Republican states have enjoyed more than USD 130 billion from the legislation’s clean-energy investments, making the IRA’s full congressional abrogation difficult to imagine. Indeed, foreign investments in U.S. clean energy under its auspices still appear to be proceeding undeterred. On February 24, South Korean photovoltaic (PV) subsidiary OCI Energy announced a joint-venture investment to build a 260MW solar plant in Texas, citing the IRA’s “30 percent Investment Tax Credit (ITC)” as a main incentive—while many others may be simply deliberating.

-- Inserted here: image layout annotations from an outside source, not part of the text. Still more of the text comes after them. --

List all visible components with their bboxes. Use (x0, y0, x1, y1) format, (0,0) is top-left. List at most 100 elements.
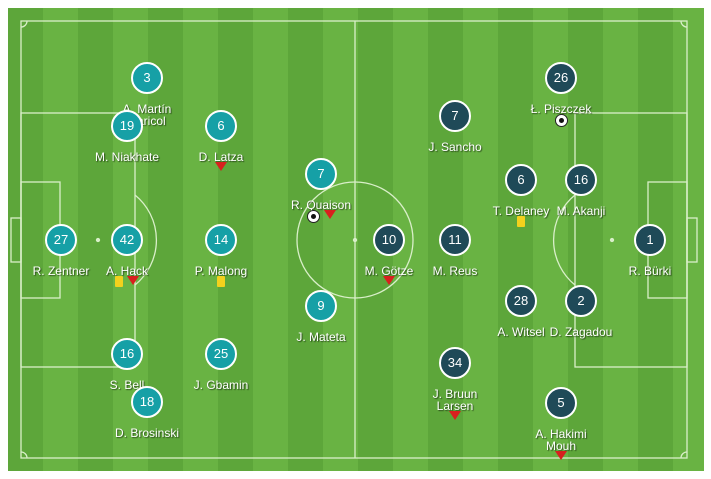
player-number: 42 (111, 224, 143, 256)
sub-off-icon (323, 210, 336, 219)
player-away[interactable]: 1 R. Bürki (590, 224, 710, 277)
player-number: 1 (634, 224, 666, 256)
player-away[interactable]: 6 T. Delaney (461, 164, 581, 227)
player-name: M. Reus (395, 265, 515, 277)
goal-icon (554, 114, 568, 127)
yellow-card-icon (115, 276, 123, 287)
sub-off-icon (555, 451, 567, 460)
player-away[interactable]: 7 J. Sancho (395, 100, 515, 153)
player-name-line: D. Zagadou (549, 325, 613, 339)
goal-icon (306, 210, 320, 223)
player-name: D. Latza (161, 151, 281, 163)
player-name: M. Akanji (521, 205, 641, 217)
player-events (395, 411, 515, 420)
player-name-line: J. Gbamin (193, 378, 249, 392)
player-name: D. Brosinski (87, 427, 207, 439)
player-events (161, 162, 281, 171)
player-name-line: M. Götze (364, 264, 414, 278)
player-name-line: J. Mateta (296, 330, 346, 344)
player-name-line: P. Malong (194, 264, 248, 278)
player-name-line: A. Hakimi (535, 427, 587, 441)
player-number: 3 (131, 62, 163, 94)
player-name-line: R. Quaison (290, 198, 352, 212)
player-name-line: M. Niakhate (94, 150, 160, 164)
player-name: J. Mateta (261, 331, 381, 343)
player-away[interactable]: 2 D. Zagadou (521, 285, 641, 338)
player-events (261, 210, 381, 223)
player-number: 28 (505, 285, 537, 317)
player-away[interactable]: 26 Ł. Piszczek (501, 62, 621, 127)
player-events (501, 114, 621, 127)
player-number: 10 (373, 224, 405, 256)
player-name: A. Witsel (461, 326, 581, 338)
player-name-line: D. Latza (198, 150, 244, 164)
sub-off-icon (127, 276, 139, 285)
player-name: R. Quaison (261, 199, 381, 211)
player-home[interactable]: 14 P. Malong (161, 224, 281, 287)
player-name-line: A. Hack (105, 264, 148, 278)
player-number: 16 (565, 164, 597, 196)
player-name: S. Bell (67, 379, 187, 391)
player-name: J. Gbamin (161, 379, 281, 391)
player-number: 6 (205, 110, 237, 142)
player-number: 34 (439, 347, 471, 379)
player-number: 25 (205, 338, 237, 370)
player-name-line: R. Bürki (628, 264, 672, 278)
player-events (461, 216, 581, 227)
player-home[interactable]: 27 R. Zentner (1, 224, 121, 277)
sub-off-icon (449, 411, 461, 420)
player-number: 5 (545, 387, 577, 419)
player-number: 19 (111, 110, 143, 142)
player-events (329, 276, 449, 285)
player-number: 11 (439, 224, 471, 256)
player-away[interactable]: 11 M. Reus (395, 224, 515, 277)
player-name-line: R. Zentner (32, 264, 90, 278)
player-away[interactable]: 10 M. Götze (329, 224, 449, 285)
player-home[interactable]: 25 J. Gbamin (161, 338, 281, 391)
player-away[interactable]: 28 A. Witsel (461, 285, 581, 338)
player-name: A. Hack (67, 265, 187, 277)
player-number: 14 (205, 224, 237, 256)
player-events (501, 451, 621, 460)
player-home[interactable]: 18 D. Brosinski (87, 386, 207, 439)
player-name-line: S. Bell (109, 378, 145, 392)
player-number: 7 (305, 158, 337, 190)
player-name-line: M. Reus (432, 264, 478, 278)
player-name-line: A. Witsel (497, 325, 545, 339)
player-number: 16 (111, 338, 143, 370)
player-name: D. Zagadou (521, 326, 641, 338)
player-home[interactable]: 7 R. Quaison (261, 158, 381, 223)
player-name: A. Hakimi Mouh (501, 428, 621, 452)
player-name-line: M. Akanji (556, 204, 606, 218)
player-name-line: D. Brosinski (114, 426, 179, 440)
player-number: 7 (439, 100, 471, 132)
player-name: J. Bruun Larsen (395, 388, 515, 412)
sub-off-icon (383, 276, 395, 285)
player-name: J. Sancho (395, 141, 515, 153)
player-home[interactable]: 16 S. Bell (67, 338, 187, 391)
player-home[interactable]: 19 M. Niakhate (67, 110, 187, 163)
player-number: 9 (305, 290, 337, 322)
player-name-line: Mouh (545, 439, 577, 453)
player-name: T. Delaney (461, 205, 581, 217)
player-home[interactable]: 42 A. Hack (67, 224, 187, 287)
player-name-line: Larsen (436, 399, 474, 413)
player-name-line: T. Delaney (492, 204, 550, 218)
yellow-card-icon (517, 216, 525, 227)
player-events (161, 276, 281, 287)
player-name: P. Malong (161, 265, 281, 277)
player-home[interactable]: 6 D. Latza (161, 110, 281, 171)
player-name: R. Bürki (590, 265, 710, 277)
player-away[interactable]: 16 M. Akanji (521, 164, 641, 217)
player-events (67, 276, 187, 287)
player-away[interactable]: 34 J. Bruun Larsen (395, 347, 515, 420)
player-name: R. Zentner (1, 265, 121, 277)
player-home[interactable]: 9 J. Mateta (261, 290, 381, 343)
yellow-card-icon (217, 276, 225, 287)
player-name: Ł. Piszczek (501, 103, 621, 115)
player-name-line: Ł. Piszczek (530, 102, 592, 116)
player-away[interactable]: 5 A. Hakimi Mouh (501, 387, 621, 460)
player-number: 2 (565, 285, 597, 317)
player-name: M. Götze (329, 265, 449, 277)
player-number: 27 (45, 224, 77, 256)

The retooling of government power under the new administration might provide other avenues to implement the president’s will. The White House has famously empowered a reconstituted United States Digital Service (USDS) into the newly minted Department of Government Efficiency (DOGE) under the reins of tech entrepreneur Elon Musk. Its mission statement declares aims to “moderniz[e] Federal technology and software to maximize governmental efficiency and productivity,” and this could end up being a powerful implementer of Trump’s Agenda 47, which is capable (or not) of sidestepping the formal legislative process to dismantle the Biden administration’s investment programs.
For example, the IRA supersized the Department of Energy’s Loan Programs Office (LPO) to oversee over USD 400 billion in lending capacity outside of the direct spending involved in the IRA for large-scale climate and clean energy projects. This includes billions of dollars in commitments by the Energy Department for Korean EV investments under the Advanced Technology Vehicles Manufacturing Loan (ATVM) Program and Title 17 Clean Energy Financing Program. The autonomy of the office, including its broad discretion for funding picks, has led detractors to label it an “energy slush fund.” Accordingly, in the leadup to the 2024 presidential election, recipients began to fear for their ultimate disbursement under a new administration.
Reinforcing their cause for consternation, the LPO has already been targeted by the DOGE’s cost-cutting efforts. The Wall Street Journal has reported roughly 25 percent of the LPO’s workers have departed from their jobs amidst the Trump administration’s push for reconstituting the U.S. energy portfolio in favor of low-cost fossil fuels—and some estimate this could go on to reach as high as 50 percent.
With this in mind, the elimination of the LPO through executive authority could have significant effects on the United States’ clean technology capacity and the home states of those sites. Projects funded by the LPO are expected to create tens and thousands of operational and construction jobs in locales that have heretofore missed out on the United States’ rapid integration into globalization. While the role of the president in handling agency offices and congressionally allocated funding raises questions of its own, the direction Washington takes toward these programs will inextricably alter the future of the United States’ position in clean tech, with significant job and investment consequences for the communities it seeks to involve.
Tom Ramage is an Economic Policy Analyst at the Korea Economic Institute of America. The views expressed here are the author’s alone.